For nearly three hours, friends, family and former colleagues shared stories — mostly funny – of their time with her.
They were repetitive, not because they were the same. They were repetitive because Mrs. A, much like Pastor Alexander, had a way of making all of us feel special.
And much like Pastor Alexander, she’d made a name for herself. She was the wife of a powerful man, but she was also an astute businesswoman who deftly balanced the demands of family, career and church.
William Clement, the former president of Atlanta Life Insurance who knew Mrs. A for more than 45 years, recalled talks they had about her starting what would become the Barbara J. Alexander Realty Company and the moment in 2008 when the two of them were inducted into the Atlanta Business League’s Hall of Fame.
“She was a woman ahead of her time,” he said.
Clement called her a visionary, at once feisty and charming and gracious.

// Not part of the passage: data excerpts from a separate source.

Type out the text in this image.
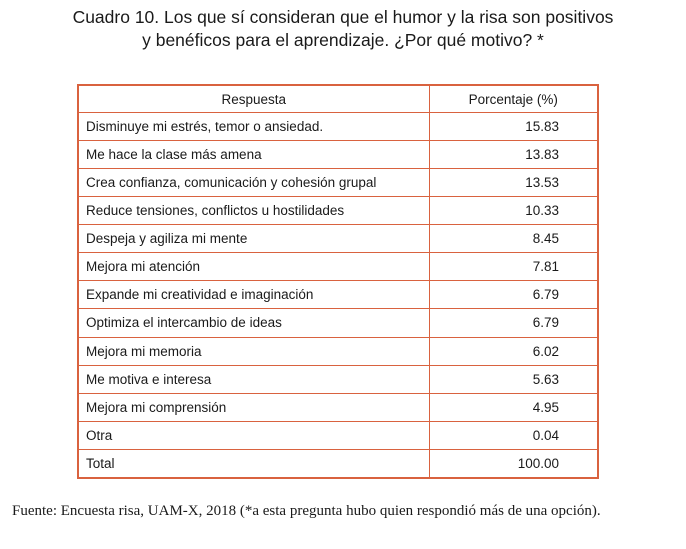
Cuadro 10. Los que sí consideran que el humor y la risa son positivos
y benéficos para el aprendizaje. ¿Por qué motivo? *
Respuesta	Porcentaje (%)
Disminuye mi estrés, temor o ansiedad.	15.83
Me hace la clase más amena	13.83
Crea confianza, comunicación y cohesión grupal	13.53
Reduce tensiones, conflictos u hostilidades	10.33
Despeja y agiliza mi mente	8.45
Mejora mi atención	7.81
Expande mi creatividad e imaginación	6.79
Optimiza el intercambio de ideas	6.79
Mejora mi memoria	6.02
Me motiva e interesa	5.63
Mejora mi comprensión	4.95
Otra	0.04
Total	100.00
Fuente: Encuesta risa, UAM-X, 2018 (*a esta pregunta hubo quien respondió más de una opción).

Real estate attorney Carlton Morse’s voice cracked as remembered having her support as a young African-American professional.

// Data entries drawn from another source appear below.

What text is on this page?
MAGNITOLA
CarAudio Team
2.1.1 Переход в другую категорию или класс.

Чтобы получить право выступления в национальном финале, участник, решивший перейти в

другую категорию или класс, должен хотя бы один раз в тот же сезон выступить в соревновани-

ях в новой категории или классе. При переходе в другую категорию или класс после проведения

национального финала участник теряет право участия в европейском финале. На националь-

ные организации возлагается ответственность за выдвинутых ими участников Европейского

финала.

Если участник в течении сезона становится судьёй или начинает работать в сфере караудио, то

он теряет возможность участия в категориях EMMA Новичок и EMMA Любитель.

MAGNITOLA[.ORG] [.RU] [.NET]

“She was solidly behind me,” he said, introducing him to the movers and shakers in the business.
The rest of us, Morse said, would do well to follow her example.
Karen McKinney-Holley and Felicia Robinson were among the hundreds of ministers’ wives who benefited from her wisdom saying she encouraged them to be themselves.
Robinson recalled the time she referred to Mrs. A as Mother Alexander and she quickly corrected her. “You can call me Mrs. Alexander, Sister Alexander or Mrs. A. but not Mother,” Alexander told Robinson, adding, that title would perhaps fit if she ever joined the church’s mother board but she assured Robinson that wouldn’t happen.
There were as many stories like that as there were people seated and listening.
People said that just as Pastor Alexander had a way to cut you deep then bandage you up, Mrs. A could be the same way. I only remember her gentle side: Mrs. A seated at my kitchen table dishing out wisdom to members of the Ministers’ Wives Ministry. Mrs. A and I on the phone discussing upcoming newsletters. Mrs. A, pretty as a picture, blowing kisses to the Antioch congregation.
As the eulogist said, we could’ve gone on all day about her.
What had been confirmed and proven was Mrs. A was the virtuous woman found in Proverbs 31:10, said the Rev. Rodney Turner.
“Favour is deceitful, and beauty is vain: but a woman that feareth the Lord, she shall be praised,” he said, quoting Proverbs 31:30-31. “Give her of the fruit of her hands; and let her own works praise her in the gates.”
Turner said Mrs. A was tough and determined. No one could make her quit. She was multi-talented, a role model for all ages.
A virtuous woman, he said, knows how to take care of her man and her family. In fact, she’s a woman after God’s heart.
“I’ve watched her,” Turner said. “Her loyalty was first to God, and as a result of being God-fearing, she represented God in every way she could.”
Turner then launched into a story about a renown organist that Pastor Alexander shared. The story goes that when the organist walked in he’d get a standing ovation and when he sat to play he’d stretch his fingers for a warmup. On this particular occasion, the man sat to play and when his hands hit the keys, there was no sound. He did it again and there was still no sound.
The man soon realized that he hadn’t introduced the pumper. After doing so, he sat down again and the organ sounded.
Remembering that story recently, Turner said it hit him that for all these years Mrs. A was Pastor Alexander’s pumper.
“Behind every great man is a great woman,” he said to applause
And so, the other day, he said, a great transaction took place. Pastor Alexander arrived in heaven, walked around and realized there was no more sickness there, no more suffering, no more nurses. And realizing it was a good place, he came back for Honey.
“I can see them like peas in a pod, strolling down heaven’s street,” Turner said. “I can hear them saying, ‘Antioch everything is going to be alright.’”
Yes, heaven will make it so. That is, after all, the promise of our eternal hope.